To calculate the time taken for the electron to deflect a distance of 1.0 * 10^-2 m toward the positive plate, we can use the equation:
F = q * E
Where:
F is the force experienced by the electron,
q is the charge of the electron (1.6 * 10^-19 C),
E is the electric field strength (1.5 * 10^2 V/m).
The force experienced by the electron can be rewritten as:
F = m * a
Where:
m is the mass of the electron (9.11 * 10^-31 kg),
a is the acceleration of the electron.
Since the electron is initially traveling perpendicularly to the electric field, the force experienced by the electron will cause it to accelerate towards the positive plate.

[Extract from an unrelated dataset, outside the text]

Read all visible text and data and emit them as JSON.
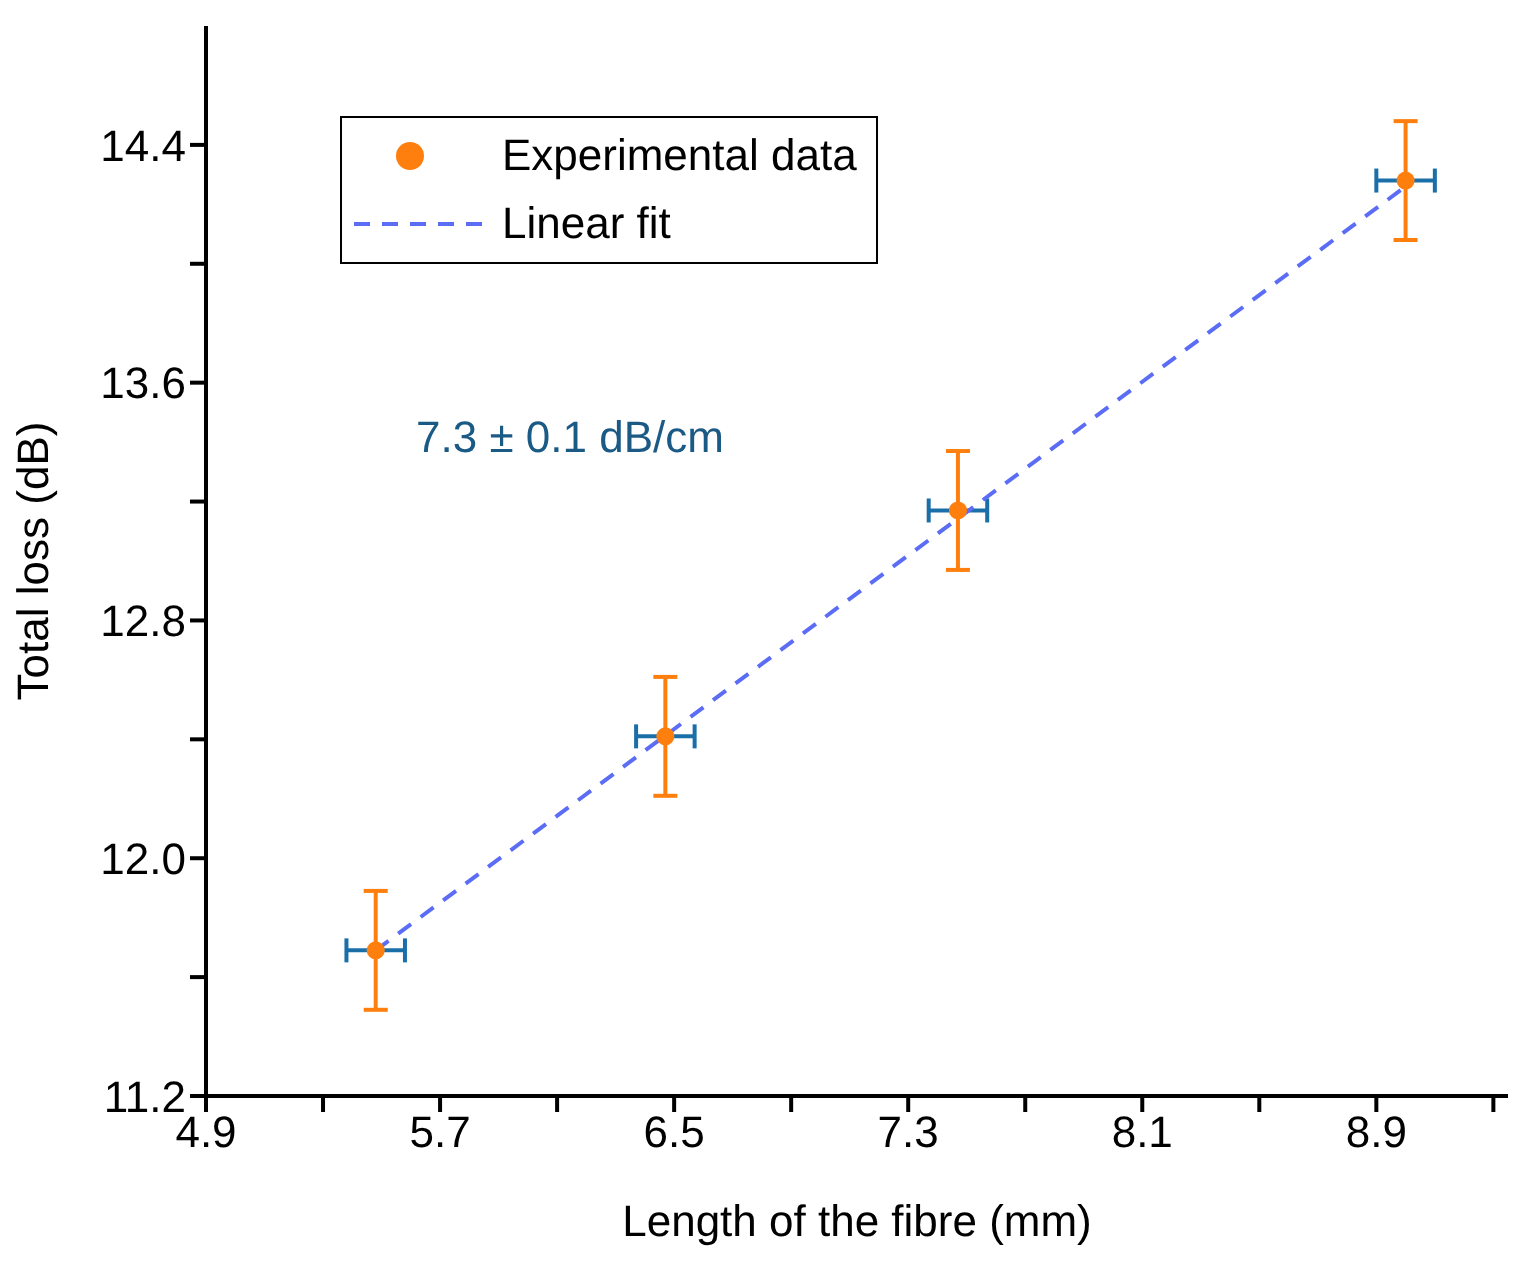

Thus, the acceleration can be calculated using the equation:
a = F / m
Substituting the values into the equations:
F = q * E
F = (1.6 * 10^-19 C) * (1.5 * 10^2 V/m)
F = 2.4 * 10^-17 N
a = F / m
a = (2.4 * 10^-17 N) / (9.11 * 10^-31 kg)
a = 2.64 * 10^13 m/s^2
Now, we can calculate the time taken for the electron to deflect the given distance using the equation:
s = ut + (1/2) * a * t^2
Where:
s is the distance deflected by the electron (1.0 * 10^-2 m),
u is the initial velocity of the electron (2.3 * 10^3 m/s),
a is the acceleration of the electron (2.64 * 10^13 m/s^2),
t is the time taken.
Rearranging the equation:
t = sqrt((2s)/a)
Substituting the values and calculating:
t = sqrt((2 * (1.0 * 10^-2 m)) / (2.64 * 10^13 m/s^2))

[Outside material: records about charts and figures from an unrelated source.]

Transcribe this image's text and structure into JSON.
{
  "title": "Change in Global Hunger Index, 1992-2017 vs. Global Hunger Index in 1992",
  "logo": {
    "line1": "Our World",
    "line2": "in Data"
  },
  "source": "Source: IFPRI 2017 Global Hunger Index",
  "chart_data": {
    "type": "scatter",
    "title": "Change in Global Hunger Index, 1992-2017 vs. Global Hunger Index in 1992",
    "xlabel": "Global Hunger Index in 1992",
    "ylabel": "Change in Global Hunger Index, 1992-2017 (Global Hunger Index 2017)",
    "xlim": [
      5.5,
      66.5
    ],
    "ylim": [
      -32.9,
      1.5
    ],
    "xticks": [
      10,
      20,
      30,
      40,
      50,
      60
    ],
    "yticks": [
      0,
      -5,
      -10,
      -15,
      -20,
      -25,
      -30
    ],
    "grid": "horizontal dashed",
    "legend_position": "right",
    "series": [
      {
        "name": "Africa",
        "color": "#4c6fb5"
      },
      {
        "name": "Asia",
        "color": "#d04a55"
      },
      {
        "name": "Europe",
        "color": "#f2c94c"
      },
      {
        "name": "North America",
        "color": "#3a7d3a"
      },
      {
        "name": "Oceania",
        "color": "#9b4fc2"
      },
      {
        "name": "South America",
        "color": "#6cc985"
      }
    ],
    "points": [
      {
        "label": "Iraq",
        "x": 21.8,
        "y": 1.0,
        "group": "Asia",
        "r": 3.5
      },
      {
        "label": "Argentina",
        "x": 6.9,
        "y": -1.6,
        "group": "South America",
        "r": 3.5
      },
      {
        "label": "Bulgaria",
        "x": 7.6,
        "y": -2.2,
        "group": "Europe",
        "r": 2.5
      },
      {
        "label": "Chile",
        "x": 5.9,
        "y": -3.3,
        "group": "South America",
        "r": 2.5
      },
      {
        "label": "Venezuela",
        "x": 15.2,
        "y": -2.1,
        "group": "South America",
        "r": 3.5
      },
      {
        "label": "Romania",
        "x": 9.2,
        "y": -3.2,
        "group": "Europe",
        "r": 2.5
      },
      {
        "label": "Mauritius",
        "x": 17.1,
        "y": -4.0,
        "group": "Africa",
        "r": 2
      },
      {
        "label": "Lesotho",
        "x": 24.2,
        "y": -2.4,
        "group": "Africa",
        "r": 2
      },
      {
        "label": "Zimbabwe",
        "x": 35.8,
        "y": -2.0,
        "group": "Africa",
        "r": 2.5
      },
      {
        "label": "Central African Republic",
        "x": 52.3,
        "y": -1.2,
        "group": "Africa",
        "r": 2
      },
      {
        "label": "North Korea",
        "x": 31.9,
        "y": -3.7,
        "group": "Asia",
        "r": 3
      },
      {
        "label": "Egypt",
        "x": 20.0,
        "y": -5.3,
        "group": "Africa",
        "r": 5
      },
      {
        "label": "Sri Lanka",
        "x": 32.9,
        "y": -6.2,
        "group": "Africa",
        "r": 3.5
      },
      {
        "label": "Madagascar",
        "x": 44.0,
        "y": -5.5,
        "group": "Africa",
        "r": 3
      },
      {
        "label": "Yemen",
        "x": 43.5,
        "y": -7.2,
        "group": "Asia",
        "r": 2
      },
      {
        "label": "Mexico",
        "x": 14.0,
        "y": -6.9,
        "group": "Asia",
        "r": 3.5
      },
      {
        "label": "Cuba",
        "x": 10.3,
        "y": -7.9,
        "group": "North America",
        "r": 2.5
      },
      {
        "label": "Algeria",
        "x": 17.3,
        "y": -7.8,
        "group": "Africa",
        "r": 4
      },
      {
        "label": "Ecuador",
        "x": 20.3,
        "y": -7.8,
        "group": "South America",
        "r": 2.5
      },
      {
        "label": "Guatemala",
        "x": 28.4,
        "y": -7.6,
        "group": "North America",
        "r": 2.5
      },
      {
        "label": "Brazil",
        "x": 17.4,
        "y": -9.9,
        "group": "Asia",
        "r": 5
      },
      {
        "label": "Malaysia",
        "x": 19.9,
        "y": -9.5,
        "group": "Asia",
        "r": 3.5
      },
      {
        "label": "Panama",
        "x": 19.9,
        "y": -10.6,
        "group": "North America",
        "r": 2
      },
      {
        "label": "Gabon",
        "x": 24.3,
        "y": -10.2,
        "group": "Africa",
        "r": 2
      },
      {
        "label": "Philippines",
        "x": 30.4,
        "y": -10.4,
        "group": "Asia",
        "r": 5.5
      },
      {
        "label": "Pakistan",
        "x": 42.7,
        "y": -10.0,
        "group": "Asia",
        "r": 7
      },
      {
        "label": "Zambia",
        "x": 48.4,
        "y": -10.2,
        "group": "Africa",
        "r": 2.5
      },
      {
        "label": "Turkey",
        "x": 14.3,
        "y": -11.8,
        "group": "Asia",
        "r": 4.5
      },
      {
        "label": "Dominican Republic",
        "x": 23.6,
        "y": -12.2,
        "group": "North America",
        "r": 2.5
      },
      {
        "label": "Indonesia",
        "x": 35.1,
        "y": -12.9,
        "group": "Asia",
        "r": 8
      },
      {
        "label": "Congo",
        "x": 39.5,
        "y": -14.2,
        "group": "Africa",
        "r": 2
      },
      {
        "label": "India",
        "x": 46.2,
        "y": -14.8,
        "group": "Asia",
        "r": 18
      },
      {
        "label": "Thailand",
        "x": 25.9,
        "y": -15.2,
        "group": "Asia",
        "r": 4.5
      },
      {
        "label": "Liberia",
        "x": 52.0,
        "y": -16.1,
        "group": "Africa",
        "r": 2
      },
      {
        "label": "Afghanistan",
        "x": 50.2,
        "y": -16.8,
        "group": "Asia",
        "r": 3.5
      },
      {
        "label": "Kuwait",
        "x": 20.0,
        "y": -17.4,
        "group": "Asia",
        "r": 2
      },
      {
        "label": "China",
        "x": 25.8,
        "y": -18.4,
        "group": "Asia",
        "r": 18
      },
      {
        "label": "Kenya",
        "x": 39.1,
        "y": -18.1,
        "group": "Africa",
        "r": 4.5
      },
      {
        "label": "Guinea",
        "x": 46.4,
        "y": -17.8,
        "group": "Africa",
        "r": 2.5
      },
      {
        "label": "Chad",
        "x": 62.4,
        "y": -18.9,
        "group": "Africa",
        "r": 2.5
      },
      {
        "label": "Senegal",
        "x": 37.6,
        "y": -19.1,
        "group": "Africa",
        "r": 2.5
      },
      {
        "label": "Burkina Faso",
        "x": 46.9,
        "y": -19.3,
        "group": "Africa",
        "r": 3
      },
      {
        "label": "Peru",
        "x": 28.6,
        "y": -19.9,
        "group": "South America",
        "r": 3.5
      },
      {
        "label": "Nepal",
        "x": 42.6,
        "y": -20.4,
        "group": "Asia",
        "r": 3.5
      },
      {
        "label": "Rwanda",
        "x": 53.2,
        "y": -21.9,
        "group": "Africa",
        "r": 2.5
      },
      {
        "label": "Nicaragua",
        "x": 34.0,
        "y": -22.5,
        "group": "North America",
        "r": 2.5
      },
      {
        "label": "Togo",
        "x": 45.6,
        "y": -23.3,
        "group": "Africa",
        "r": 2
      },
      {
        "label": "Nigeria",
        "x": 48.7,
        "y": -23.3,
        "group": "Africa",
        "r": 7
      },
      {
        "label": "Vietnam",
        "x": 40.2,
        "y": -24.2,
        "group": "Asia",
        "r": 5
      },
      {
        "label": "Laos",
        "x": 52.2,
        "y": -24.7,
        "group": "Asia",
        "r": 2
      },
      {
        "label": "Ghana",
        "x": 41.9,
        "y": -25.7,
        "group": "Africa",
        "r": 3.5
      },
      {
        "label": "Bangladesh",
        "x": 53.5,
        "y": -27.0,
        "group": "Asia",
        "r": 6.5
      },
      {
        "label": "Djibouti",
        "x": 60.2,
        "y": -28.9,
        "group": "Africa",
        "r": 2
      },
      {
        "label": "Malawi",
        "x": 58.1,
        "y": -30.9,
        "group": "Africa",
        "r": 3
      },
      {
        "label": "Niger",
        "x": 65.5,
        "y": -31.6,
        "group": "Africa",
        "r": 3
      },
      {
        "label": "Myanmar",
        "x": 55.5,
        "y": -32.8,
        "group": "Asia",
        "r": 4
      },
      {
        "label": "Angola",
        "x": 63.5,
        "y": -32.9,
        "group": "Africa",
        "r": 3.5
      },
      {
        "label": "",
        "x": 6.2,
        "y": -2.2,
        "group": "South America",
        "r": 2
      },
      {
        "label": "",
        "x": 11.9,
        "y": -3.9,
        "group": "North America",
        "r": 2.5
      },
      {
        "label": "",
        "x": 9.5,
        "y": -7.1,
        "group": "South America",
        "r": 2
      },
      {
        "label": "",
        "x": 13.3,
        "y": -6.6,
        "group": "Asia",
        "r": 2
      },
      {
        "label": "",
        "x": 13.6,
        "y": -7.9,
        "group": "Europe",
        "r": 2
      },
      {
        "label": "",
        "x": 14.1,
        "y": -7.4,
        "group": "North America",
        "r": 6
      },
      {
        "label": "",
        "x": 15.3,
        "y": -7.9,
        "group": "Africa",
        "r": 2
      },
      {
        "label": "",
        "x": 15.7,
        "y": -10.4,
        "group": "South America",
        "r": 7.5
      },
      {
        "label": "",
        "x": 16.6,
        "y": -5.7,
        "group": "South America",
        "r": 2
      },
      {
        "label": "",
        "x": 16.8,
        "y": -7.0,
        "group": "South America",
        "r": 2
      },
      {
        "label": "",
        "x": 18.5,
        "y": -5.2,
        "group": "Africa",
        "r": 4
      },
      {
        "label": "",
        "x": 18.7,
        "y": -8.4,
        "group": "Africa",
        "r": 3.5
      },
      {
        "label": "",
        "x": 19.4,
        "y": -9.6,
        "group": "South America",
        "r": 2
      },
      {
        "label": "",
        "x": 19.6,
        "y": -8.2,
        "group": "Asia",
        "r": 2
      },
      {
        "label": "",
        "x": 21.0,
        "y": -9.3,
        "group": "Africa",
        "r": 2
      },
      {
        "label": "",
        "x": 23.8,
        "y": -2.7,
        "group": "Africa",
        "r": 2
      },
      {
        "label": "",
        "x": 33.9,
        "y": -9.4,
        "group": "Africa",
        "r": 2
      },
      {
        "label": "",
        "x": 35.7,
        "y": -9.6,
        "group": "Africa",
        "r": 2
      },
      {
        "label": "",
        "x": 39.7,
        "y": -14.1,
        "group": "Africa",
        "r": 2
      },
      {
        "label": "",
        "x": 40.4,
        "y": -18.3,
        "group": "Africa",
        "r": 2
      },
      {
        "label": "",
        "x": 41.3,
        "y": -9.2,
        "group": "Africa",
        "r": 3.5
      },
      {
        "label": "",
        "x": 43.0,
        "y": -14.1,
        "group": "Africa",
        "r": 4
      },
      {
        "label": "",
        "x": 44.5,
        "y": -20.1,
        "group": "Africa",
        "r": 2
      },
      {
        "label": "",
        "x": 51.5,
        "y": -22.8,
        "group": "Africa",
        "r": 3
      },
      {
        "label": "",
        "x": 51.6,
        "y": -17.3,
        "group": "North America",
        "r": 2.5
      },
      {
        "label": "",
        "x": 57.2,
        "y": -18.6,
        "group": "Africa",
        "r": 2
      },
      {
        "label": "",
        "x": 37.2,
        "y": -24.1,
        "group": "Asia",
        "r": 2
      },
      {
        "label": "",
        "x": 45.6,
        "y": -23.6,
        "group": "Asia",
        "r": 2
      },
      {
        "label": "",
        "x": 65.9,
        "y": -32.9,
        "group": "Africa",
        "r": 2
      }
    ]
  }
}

t = sqrt(7.576 * 10^-16 s^2 / m^2)
t = 8.70 * 10^-9 s
Therefore, the time taken for the electron to deflect a distance of 1.0 * 10^-2 m toward the positive plate is approximately 8.70 * 10^-9 seconds.
To calculate the time taken for the electron to deflect, we can use the equation for the force on a charged particle in an electric field:
F = q * E
Where:
F is the force on the electron (unknown)
q is the charge of the electron (1.6 * 10^-19 C)
E is the electric field strength (1.5 * 10^2 V/m)
First, we need to calculate the force acting on the electron:
F = q * E
= (1.6 * 10^-19 C) * (1.5 * 10^2 V/m)
= 2.4 * 10^-17 N
The force acting on the electron causes its acceleration:
F = m * a
Where:
m is the mass of the electron (9.1 * 10^-31 kg)
a is the acceleration of the electron (unknown)
Rearranging the equation, we can solve for acceleration:
a = F / m
= (2.4 * 10^-17 N) / (9.1 * 10^-31 kg)
= 2.64 * 10^13 m/s^2
Next, we use the equation for displacement:
s = ut + (1/2) * a * t^2
Where:
s is the displacement of the electron (1.0 * 10^-2 m)
u is the initial velocity of the electron (2.3 * 10^3 m/s)
a is the acceleration of the electron (2.64 * 10^13 m/s^2)
t is the time taken (unknown)
We rearrange the equation and solve for time:
t = sqrt((2s) / a)
= sqrt((2 * 1.0 * 10^-2 m) / (2.64 * 10^13 m/s^2))
= sqrt(7.57 * 10^-16 s^2 / m^2)
= 8.7 * 10^-9 s
Therefore, the time taken for the electron to deflect a distance of 1.0 * 10^-2 m toward the positive plate is approximately 8.7 * 10^-9 seconds.